В 1924-м отгремел выпускной бал, и из школьной ячейки пришлось перейти в бирюлевскую ― по месту жительства. Здесь по-прежнему первую скрипку играл Вася Минин ― по окончании «свердловки» он вновь был избран секретарем парторганизации. Со мной он повел себя так, будто между нами не было никакой ссоры. Я же по-детски продолжала держаться своей клятвы и порой вызывающе не отвечала на его приветствия; в одной компании нас даже стали знакомить ― и я была вынуждена пожать ему руку. Однако, когда он попытался заговорить со мной, демонстративно не отвечала. Несмотря на эти мои «закидоны», он рекомендовал меня в председатели юношеской секции нашего клуба, в задачу которой входила организация развлечений как для молодежи станции, так и для молодежи села Покровского и сельхозтехникума в Битцах, прикрепленных к нашей «базовой» ячейке. Мы устраивали вечера отдыха, ставили спектакли и всегда много танцевали. А Вася... он тоже много танцевал... и отчаянно флиртовал: с Таней из сельхозтехникума, с Елей Сагай, с Катей Балашовой и с моей подругой Ириной Анискиной, несравненной красавицей. Она считала, что уж я-то никак «не подвластна его чарам», и делилась со мной или своей печалью, когда он уходил с вечера с другой, или радостью, когда накануне, провожая ее, обещал жениться; бесстрастно выслушивая признания подруги, страдала я невыносимо ― не то от зависти, не то от ревности. И злилась на себя. Иногда пробиралась под распахнутые в сад окна парткома и подслушивала, обмирая от звука голоса, как Вася проводит заседание.
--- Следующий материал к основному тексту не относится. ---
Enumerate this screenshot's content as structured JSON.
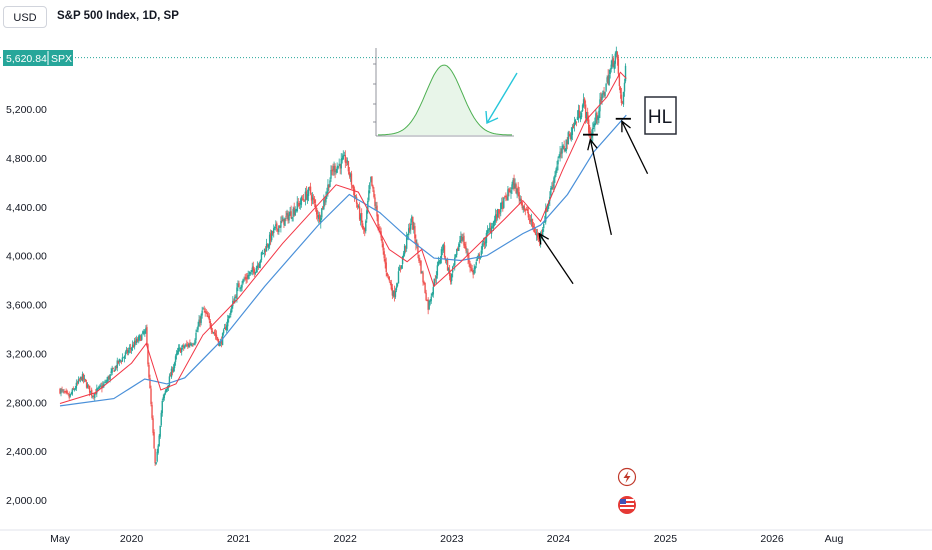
{
  "header": {
    "currency": "USD",
    "title": "S&P 500 Index, 1D, SP"
  },
  "badge": {
    "price": "5,620.84",
    "symbol": "SPX"
  },
  "annotation": {
    "hl_label": "HL"
  },
  "colors": {
    "up": "#26a69a",
    "down": "#ef5350",
    "ma_fast": "#f23645",
    "ma_slow": "#4a90d9",
    "price_line": "#26a69a",
    "arrow": "#000000",
    "bell_curve": "#4caf50",
    "bell_fill": "#e8f5e9",
    "cyan_arrow": "#26c6da"
  },
  "icons": [
    "lightning-icon",
    "us-flag-icon"
  ],
  "chart_data": {
    "type": "candlestick",
    "title": "S&P 500 Index, 1D, SP",
    "last_price": 5620.84,
    "ylim": [
      1900,
      5800
    ],
    "y_ticks": [
      "2,000.00",
      "2,400.00",
      "2,800.00",
      "3,200.00",
      "3,600.00",
      "4,000.00",
      "4,400.00",
      "4,800.00",
      "5,200.00"
    ],
    "y_tick_values": [
      2000,
      2400,
      2800,
      3200,
      3600,
      4000,
      4400,
      4800,
      5200
    ],
    "x_ticks": [
      "May",
      "2020",
      "2021",
      "2022",
      "2023",
      "2024",
      "2025",
      "2026",
      "Aug"
    ],
    "x_tick_dates": [
      "2019-05-01",
      "2020-01-01",
      "2021-01-01",
      "2022-01-01",
      "2023-01-01",
      "2024-01-01",
      "2025-01-01",
      "2026-01-01",
      "2026-08-01"
    ],
    "close_path": [
      [
        "2019-05-01",
        2900
      ],
      [
        "2019-06-01",
        2840
      ],
      [
        "2019-07-15",
        3010
      ],
      [
        "2019-08-20",
        2860
      ],
      [
        "2019-10-01",
        2950
      ],
      [
        "2019-11-15",
        3120
      ],
      [
        "2020-01-01",
        3250
      ],
      [
        "2020-02-19",
        3380
      ],
      [
        "2020-03-01",
        3000
      ],
      [
        "2020-03-23",
        2240
      ],
      [
        "2020-04-15",
        2800
      ],
      [
        "2020-06-08",
        3220
      ],
      [
        "2020-08-01",
        3300
      ],
      [
        "2020-09-02",
        3560
      ],
      [
        "2020-10-30",
        3270
      ],
      [
        "2020-12-31",
        3750
      ],
      [
        "2021-03-01",
        3900
      ],
      [
        "2021-05-01",
        4200
      ],
      [
        "2021-07-01",
        4350
      ],
      [
        "2021-09-02",
        4530
      ],
      [
        "2021-10-04",
        4300
      ],
      [
        "2021-11-18",
        4700
      ],
      [
        "2022-01-03",
        4790
      ],
      [
        "2022-03-08",
        4170
      ],
      [
        "2022-03-29",
        4630
      ],
      [
        "2022-05-20",
        3900
      ],
      [
        "2022-06-16",
        3670
      ],
      [
        "2022-08-16",
        4300
      ],
      [
        "2022-10-12",
        3580
      ],
      [
        "2022-12-01",
        4080
      ],
      [
        "2022-12-28",
        3800
      ],
      [
        "2023-02-02",
        4180
      ],
      [
        "2023-03-13",
        3850
      ],
      [
        "2023-05-01",
        4170
      ],
      [
        "2023-07-31",
        4590
      ],
      [
        "2023-10-27",
        4120
      ],
      [
        "2023-12-29",
        4770
      ],
      [
        "2024-03-28",
        5250
      ],
      [
        "2024-04-19",
        4970
      ],
      [
        "2024-07-16",
        5670
      ],
      [
        "2024-08-05",
        5190
      ],
      [
        "2024-08-20",
        5620
      ]
    ],
    "ma_fast_path": [
      [
        "2019-05-01",
        2790
      ],
      [
        "2019-09-01",
        2880
      ],
      [
        "2020-01-01",
        3120
      ],
      [
        "2020-02-20",
        3280
      ],
      [
        "2020-04-10",
        2900
      ],
      [
        "2020-06-01",
        2950
      ],
      [
        "2020-09-01",
        3350
      ],
      [
        "2020-12-31",
        3650
      ],
      [
        "2021-06-01",
        4100
      ],
      [
        "2021-12-01",
        4580
      ],
      [
        "2022-02-15",
        4520
      ],
      [
        "2022-06-01",
        4050
      ],
      [
        "2022-08-01",
        3950
      ],
      [
        "2022-09-20",
        4050
      ],
      [
        "2022-11-01",
        3750
      ],
      [
        "2023-02-01",
        3950
      ],
      [
        "2023-07-01",
        4300
      ],
      [
        "2023-09-01",
        4450
      ],
      [
        "2023-11-01",
        4280
      ],
      [
        "2024-01-15",
        4700
      ],
      [
        "2024-04-01",
        5100
      ],
      [
        "2024-06-15",
        5300
      ],
      [
        "2024-07-31",
        5500
      ],
      [
        "2024-08-20",
        5450
      ]
    ],
    "ma_slow_path": [
      [
        "2019-05-01",
        2770
      ],
      [
        "2019-11-01",
        2830
      ],
      [
        "2020-02-15",
        2990
      ],
      [
        "2020-05-01",
        2950
      ],
      [
        "2020-07-01",
        3000
      ],
      [
        "2020-11-01",
        3300
      ],
      [
        "2021-04-01",
        3750
      ],
      [
        "2021-10-01",
        4250
      ],
      [
        "2022-01-15",
        4500
      ],
      [
        "2022-05-01",
        4350
      ],
      [
        "2022-08-01",
        4150
      ],
      [
        "2022-11-01",
        3980
      ],
      [
        "2023-02-01",
        3960
      ],
      [
        "2023-05-01",
        4000
      ],
      [
        "2023-09-01",
        4180
      ],
      [
        "2023-11-01",
        4250
      ],
      [
        "2024-02-01",
        4500
      ],
      [
        "2024-05-01",
        4850
      ],
      [
        "2024-08-20",
        5150
      ]
    ],
    "arrows": [
      {
        "from": [
          "2024-02-20",
          3770
        ],
        "to": [
          "2023-10-27",
          4180
        ]
      },
      {
        "from": [
          "2024-06-30",
          4170
        ],
        "to": [
          "2024-04-19",
          4950
        ]
      },
      {
        "from": [
          "2024-11-01",
          4670
        ],
        "to": [
          "2024-08-05",
          5100
        ]
      }
    ],
    "support_marks": [
      {
        "from": "2024-03-25",
        "to": "2024-05-15",
        "value": 4990
      },
      {
        "from": "2024-07-15",
        "to": "2024-09-05",
        "value": 5120
      }
    ]
  }
}
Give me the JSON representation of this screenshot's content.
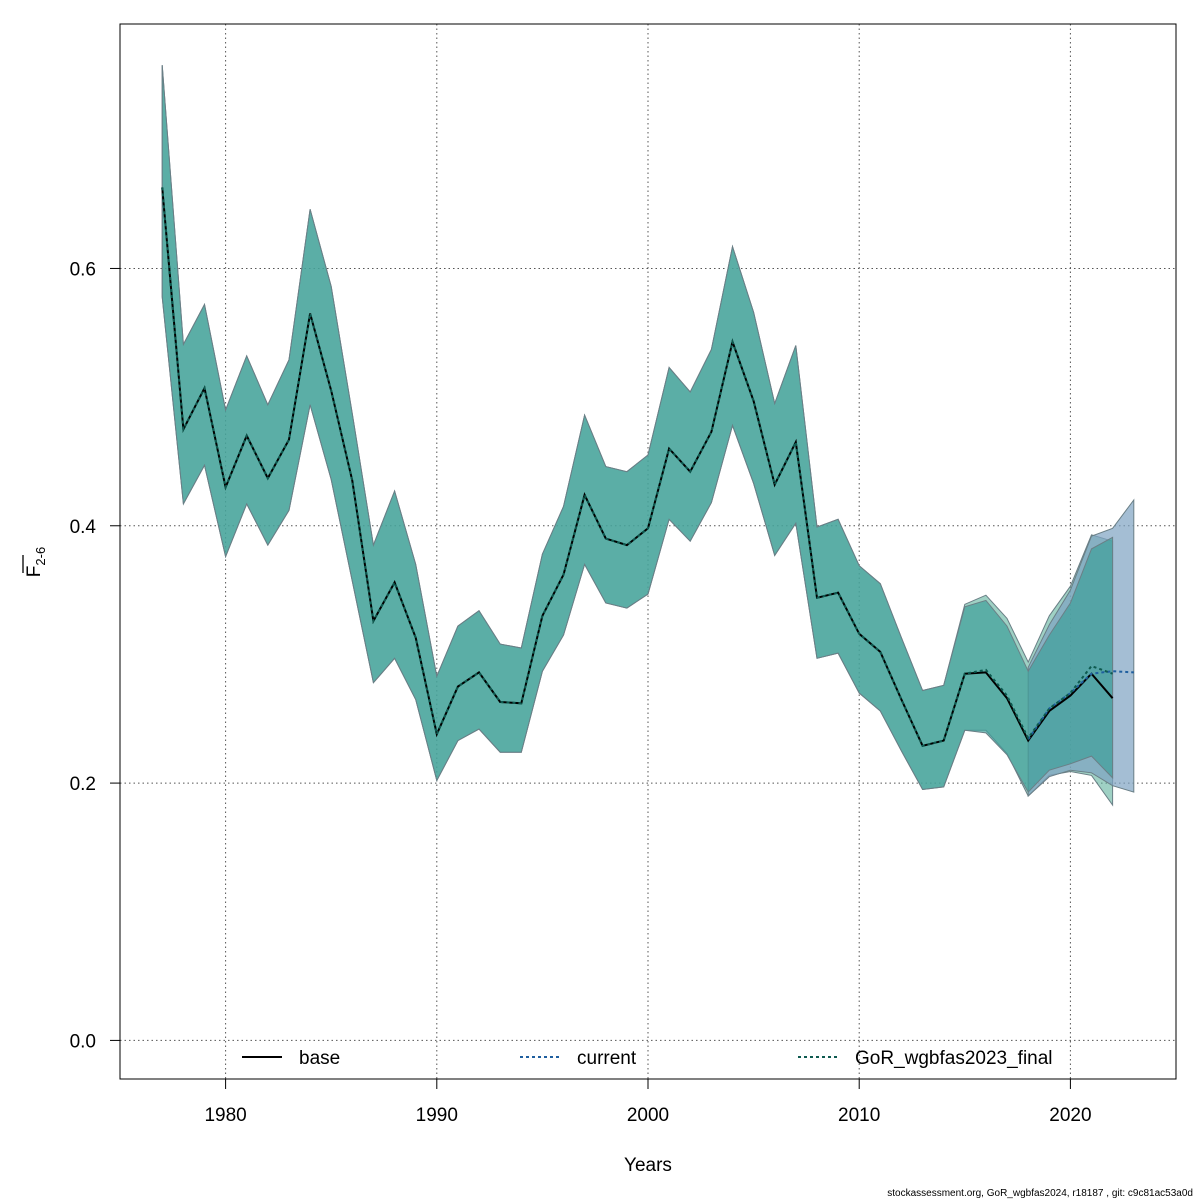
{
  "chart_data": {
    "type": "line",
    "title": "",
    "xlabel": "Years",
    "ylabel": "F̄2-6",
    "ylabel_main": "F",
    "ylabel_sub": "2-6",
    "xlim": [
      1975,
      2025
    ],
    "ylim": [
      -0.03,
      0.79
    ],
    "xticks": [
      1980,
      1990,
      2000,
      2010,
      2020
    ],
    "yticks": [
      0.0,
      0.2,
      0.4,
      0.6
    ],
    "ytick_labels": [
      "0.0",
      "0.2",
      "0.4",
      "0.6"
    ],
    "grid": true,
    "legend_position": "bottom",
    "legend": [
      {
        "label": "base",
        "style": "solid",
        "color": "#000000"
      },
      {
        "label": "current",
        "style": "dotted",
        "color": "#1f5f9f"
      },
      {
        "label": "GoR_wgbfas2023_final",
        "style": "dotted",
        "color": "#0e5a50"
      }
    ],
    "colors": {
      "band_base": "#3f9f9a",
      "band_prev": "#5fb39c",
      "band_current": "#7ea3c2",
      "band_stroke": "#6a7f86",
      "grid": "#555555"
    },
    "years": [
      1977,
      1978,
      1979,
      1980,
      1981,
      1982,
      1983,
      1984,
      1985,
      1986,
      1987,
      1988,
      1989,
      1990,
      1991,
      1992,
      1993,
      1994,
      1995,
      1996,
      1997,
      1998,
      1999,
      2000,
      2001,
      2002,
      2003,
      2004,
      2005,
      2006,
      2007,
      2008,
      2009,
      2010,
      2011,
      2012,
      2013,
      2014,
      2015,
      2016,
      2017,
      2018,
      2019,
      2020,
      2021,
      2022,
      2023
    ],
    "series": [
      {
        "name": "base",
        "x": [
          1977,
          1978,
          1979,
          1980,
          1981,
          1982,
          1983,
          1984,
          1985,
          1986,
          1987,
          1988,
          1989,
          1990,
          1991,
          1992,
          1993,
          1994,
          1995,
          1996,
          1997,
          1998,
          1999,
          2000,
          2001,
          2002,
          2003,
          2004,
          2005,
          2006,
          2007,
          2008,
          2009,
          2010,
          2011,
          2012,
          2013,
          2014,
          2015,
          2016,
          2017,
          2018,
          2019,
          2020,
          2021,
          2022
        ],
        "values": [
          0.663,
          0.475,
          0.507,
          0.43,
          0.47,
          0.437,
          0.467,
          0.565,
          0.505,
          0.435,
          0.326,
          0.356,
          0.313,
          0.238,
          0.275,
          0.286,
          0.263,
          0.262,
          0.33,
          0.362,
          0.424,
          0.39,
          0.385,
          0.398,
          0.46,
          0.442,
          0.473,
          0.543,
          0.497,
          0.432,
          0.465,
          0.344,
          0.348,
          0.316,
          0.302,
          0.265,
          0.229,
          0.233,
          0.285,
          0.286,
          0.266,
          0.233,
          0.256,
          0.268,
          0.285,
          0.266
        ],
        "lower": [
          0.578,
          0.417,
          0.447,
          0.376,
          0.417,
          0.385,
          0.412,
          0.494,
          0.436,
          0.357,
          0.278,
          0.297,
          0.265,
          0.202,
          0.233,
          0.242,
          0.224,
          0.224,
          0.287,
          0.315,
          0.37,
          0.34,
          0.336,
          0.347,
          0.405,
          0.388,
          0.418,
          0.478,
          0.433,
          0.377,
          0.402,
          0.297,
          0.301,
          0.27,
          0.256,
          0.225,
          0.195,
          0.197,
          0.241,
          0.239,
          0.222,
          0.193,
          0.21,
          0.215,
          0.221,
          0.204
        ],
        "upper": [
          0.758,
          0.541,
          0.572,
          0.49,
          0.532,
          0.494,
          0.529,
          0.646,
          0.586,
          0.487,
          0.385,
          0.427,
          0.37,
          0.283,
          0.322,
          0.334,
          0.308,
          0.305,
          0.378,
          0.415,
          0.486,
          0.446,
          0.442,
          0.455,
          0.523,
          0.504,
          0.537,
          0.617,
          0.566,
          0.495,
          0.54,
          0.399,
          0.405,
          0.369,
          0.355,
          0.313,
          0.272,
          0.276,
          0.337,
          0.342,
          0.322,
          0.287,
          0.315,
          0.34,
          0.382,
          0.391
        ]
      },
      {
        "name": "current",
        "x": [
          2018,
          2019,
          2020,
          2021,
          2022,
          2023
        ],
        "values": [
          0.234,
          0.258,
          0.27,
          0.285,
          0.287,
          0.286
        ],
        "lower": [
          0.19,
          0.205,
          0.21,
          0.208,
          0.198,
          0.193
        ],
        "upper": [
          0.29,
          0.323,
          0.35,
          0.392,
          0.398,
          0.42
        ]
      },
      {
        "name": "GoR_wgbfas2023_final",
        "x": [
          1977,
          1978,
          1979,
          1980,
          1981,
          1982,
          1983,
          1984,
          1985,
          1986,
          1987,
          1988,
          1989,
          1990,
          1991,
          1992,
          1993,
          1994,
          1995,
          1996,
          1997,
          1998,
          1999,
          2000,
          2001,
          2002,
          2003,
          2004,
          2005,
          2006,
          2007,
          2008,
          2009,
          2010,
          2011,
          2012,
          2013,
          2014,
          2015,
          2016,
          2017,
          2018,
          2019,
          2020,
          2021,
          2022
        ],
        "values": [
          0.663,
          0.475,
          0.507,
          0.43,
          0.47,
          0.437,
          0.467,
          0.565,
          0.505,
          0.435,
          0.326,
          0.356,
          0.313,
          0.238,
          0.275,
          0.286,
          0.263,
          0.262,
          0.33,
          0.362,
          0.424,
          0.39,
          0.385,
          0.398,
          0.46,
          0.442,
          0.473,
          0.543,
          0.497,
          0.432,
          0.465,
          0.344,
          0.348,
          0.316,
          0.302,
          0.265,
          0.229,
          0.233,
          0.285,
          0.288,
          0.268,
          0.235,
          0.258,
          0.27,
          0.291,
          0.285
        ],
        "lower": [
          0.578,
          0.417,
          0.447,
          0.376,
          0.417,
          0.385,
          0.412,
          0.494,
          0.436,
          0.357,
          0.278,
          0.297,
          0.265,
          0.202,
          0.233,
          0.242,
          0.224,
          0.224,
          0.287,
          0.315,
          0.37,
          0.34,
          0.336,
          0.347,
          0.405,
          0.388,
          0.418,
          0.478,
          0.433,
          0.377,
          0.402,
          0.297,
          0.301,
          0.27,
          0.256,
          0.225,
          0.195,
          0.197,
          0.241,
          0.241,
          0.223,
          0.19,
          0.206,
          0.209,
          0.206,
          0.183
        ],
        "upper": [
          0.758,
          0.541,
          0.572,
          0.49,
          0.532,
          0.494,
          0.529,
          0.646,
          0.586,
          0.487,
          0.385,
          0.427,
          0.37,
          0.283,
          0.322,
          0.334,
          0.308,
          0.305,
          0.378,
          0.415,
          0.486,
          0.446,
          0.442,
          0.455,
          0.523,
          0.504,
          0.537,
          0.617,
          0.566,
          0.495,
          0.54,
          0.399,
          0.405,
          0.369,
          0.355,
          0.313,
          0.272,
          0.276,
          0.339,
          0.346,
          0.328,
          0.294,
          0.33,
          0.353,
          0.393,
          0.388
        ]
      }
    ]
  },
  "footer": {
    "credit": "stockassessment.org, GoR_wgbfas2024, r18187 , git: c9c81ac53a0d"
  }
}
Мое проживание в школьном интернате затянулось, и выхода видно не было. Вася посоветовал подать заявление о переводе из комсомольцев «в сочувствующие» ― именно так и поступила. Теперь я могла посещать церковь и одновременно работать в комсомоле. Отец меня простил ― я вернулась домой.
В приеме в университет мне отказали ― якобы потому, что не было полных семнадцати, а на самом деле из-за того, что ходила в «сочувствующих». И осенью 1924 года я поступила в театральный техникум (читала из «Мцыри»). Вскоре после моего зачисления его перевели «на хозрасчет», платить теперь надо было двести рублей в год, вдобавок я потеряла право на бесплатный проезд. Отец, получавший двадцать пять рублей в месяц, не мог позволить себе этой, с его точки зрения, «роскоши». Бушевала безработица, специальности не было, и я поступила на курсы стенографисток, совмещая учебу с занятиями в «театре-студии чтеца» под руководством профессора Сережникова[6].
Брат Васи, Иван, избранный коллективом станции народным судьей, пригласил к себе на работу ― в Царицыно.
К весне 1926 года я так «оборвалась», что обрадовалась этому предложению безмерно. Поначалу была помощником, а уже через полгода стала секретарем суда с жалованьем вдвое больше прежнего.
В начале лета Ира Анискина познакомила меня со своим новым женихом.
― Георгий Ларионов, ― представился он.
Это был высокий, красивый парень с выразительными глазами и грамотной речью. Я обрадовалась ― одной претенденткой на Васю стало меньше. А вскоре узнала, что Георгий добровольно ушел в армию, в погранвойска.
― Это чтоб на мне не жениться! ― зло объяснила Ира.
Вечером мы отправились в клуб на танцы, Ира, как всегда, плясала лучше всех, быстро подхватила нового кавалера, и я за нее беспокоиться перестала.
В день рождения ― мне исполнилось девятнадцать ― Ремешилов, юрист из нашей консультации, торжественно водрузил на мой стол красивую круглую коробку, перевязанную розовой лентой.
― Что это? ― удивленно спросила я.
― Секрет! Раскроете в перерыв, а то испарится! ― ответил он.
И вдруг из своей комнаты выходит Иван Минин. Заметив коробку, сказал:
― Что-то я не понял...
― Меня Ремешилов поздравил!
― Зайди-ка ко мне. ― И брезгливо указал на коробку: ― С ней.